Any age group may be affected but it is most commonly found in young adults (aged 16-40 years). Men and women are affected equally and family history of inflammatory bowel disease and associations with some rarer medical conditions are sometimes identified.
Symptoms
- Abdominal Pain – Usually cramp-like in nature
- Change in bowel habit- Usually to diarrhoea
- Weight loss
- Vomiting
- Fever
- Anaemia
- Anal pain or discharge
- Skin problems
- Joint pains
- Some, none or all of the above may be present in people with Crohn’s Disease.
Why does the disease give these symptoms?
Crohn’s Disease’s clinical appearance is characterised by a propensity for a period of inflammation often followed by scarring and stricturing (narrowing) of the bowel. Similarly diseased bowel segments may attach themselves to other parts of the gastrointestinal tract, skin or other organs (vagina or bladder commonly) and create a passage (or fistula) between the lining of each, allowing the passage of bowel contents, the development of abscesses and wounds that fail to heal.
Treatment
Pharmacological treatment of Crohn’s Disease is undertaken by specialist physicians (gastroenterologists) and consists of anti-biotic, anti-inflammatory and immune-modulating drugs as well as nutritional and supportive care. Surgeons become involved usually at the request of these physicians when disease will not respond to treatment or when complications intervene. When surgery is required specialist colorectal surgeons seek to remove most or all areas of affected bowel, drain any infection and attempt to restore normal bowel anatomy and function.

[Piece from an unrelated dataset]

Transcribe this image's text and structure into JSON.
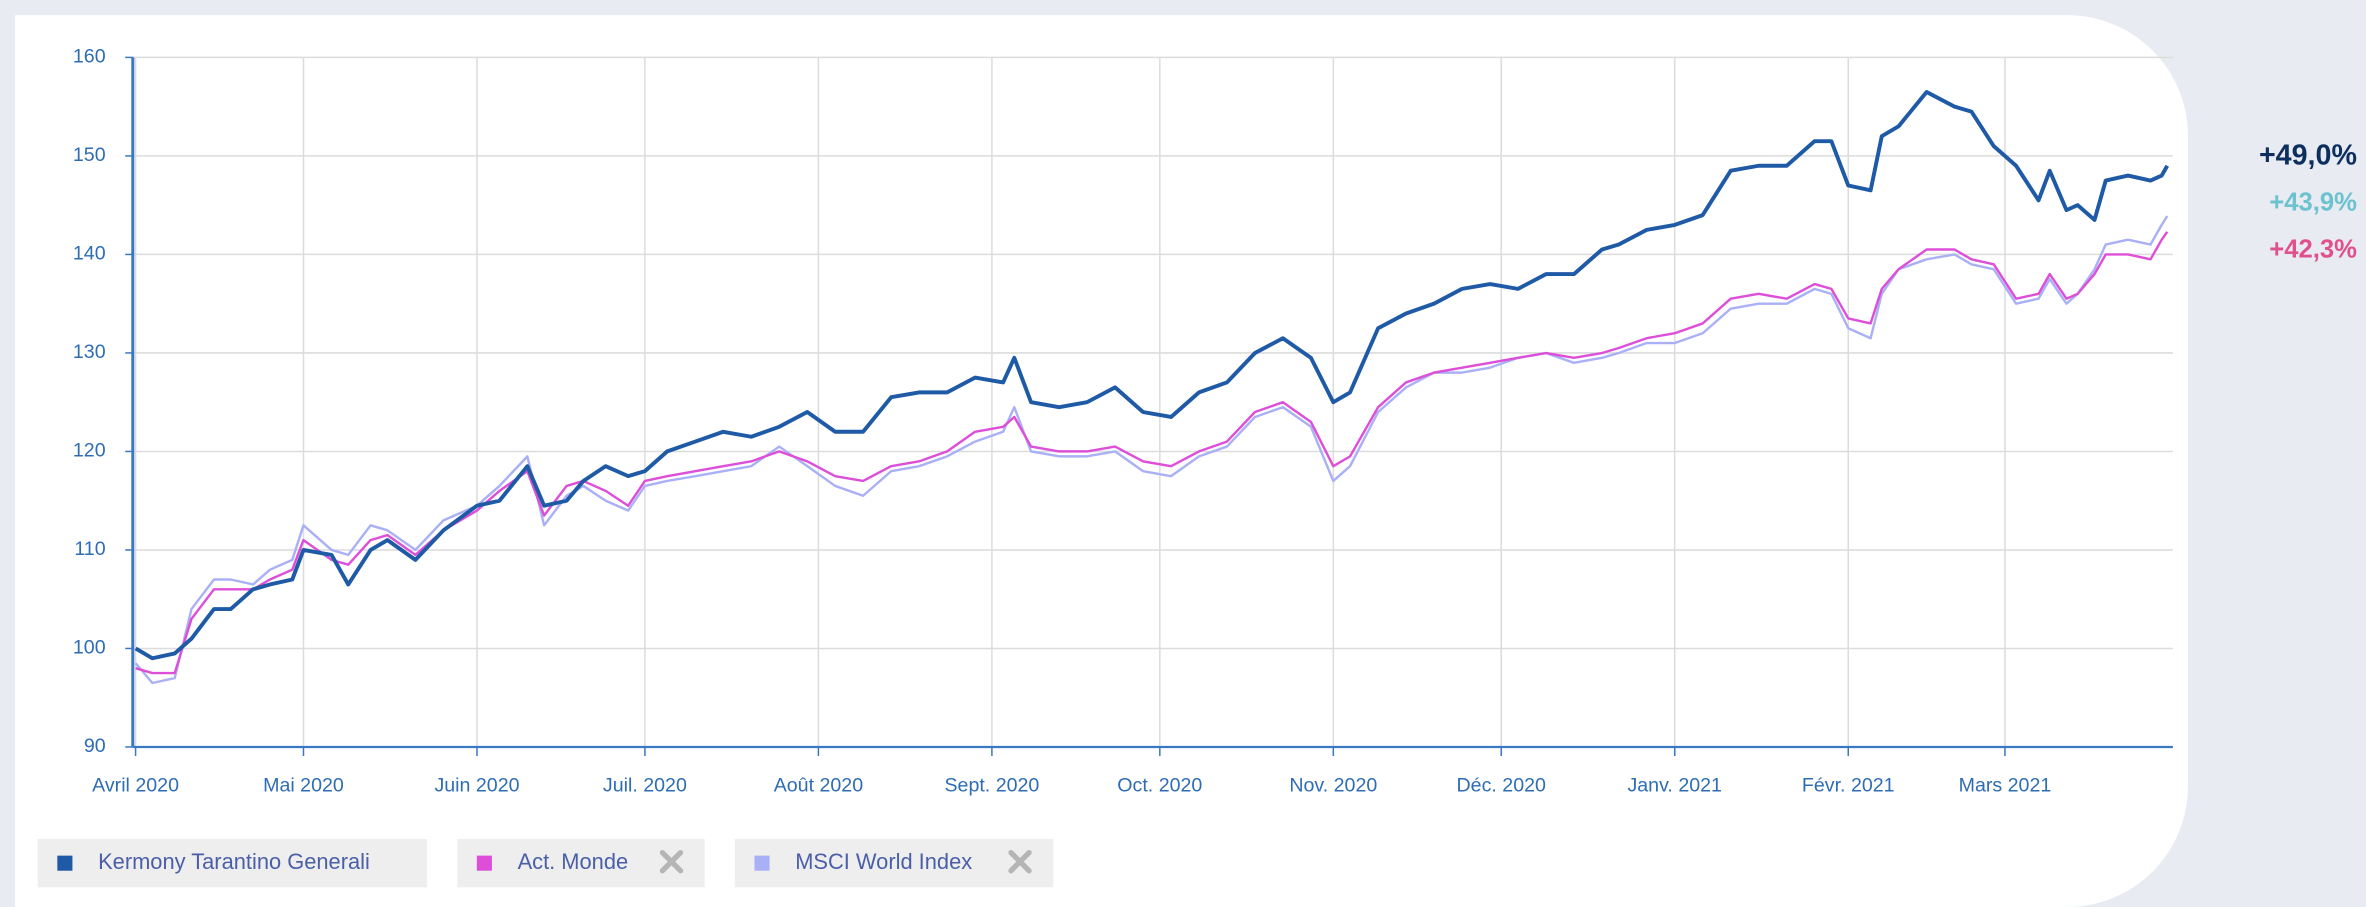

More than half of patients with Crohn’s disease will have an operation for the condition at sometime in their lives. It is also recognised that around half of these patients will need a second operative intervention of some kind later in life. It is for this reason and for the fact that Crohn’s disease cannot be “cured” that unsurprisingly patients, families and medical staff may see surgery as a last resort. While this may often be the case it should be recognised that for some, significant delay to the inevitability of surgery may be costly.
This is seen in terms of the time spent unnecessarily unwell, the extent of surgery that becomes required and the time taken to recover. As ever, full and frank discussion with experts in both the medical and surgical management of the disease is mandated.
Surgeons are taught “don’t operate on Crohn’s disease unless there are complications but don’t let the complications become complicated!”
What are the reasons for operation?
- Persistence of symptoms despite medical treatment
- Bowel obstruction
- Fistula and or abscess formation
- Bleeding
- Perforation
A variety of different operations are undertaken either in a laparoscopic or open fashion. The operation performed will depend on the site of disease, its severity and the other structures involved.
Commonly performed operations are:-
- Ileocaecal Resection /Right Hemicolectomy
- Small bowel resection or Stricturoplasty
- Left Colectomy /Anterior Resection
- Drainage of perianal abscess/ Insertion of Seton
When necessary a stoma (colostomy or ileostomy) may be created. This may be of an end or loop variety and may be temporary or permanent.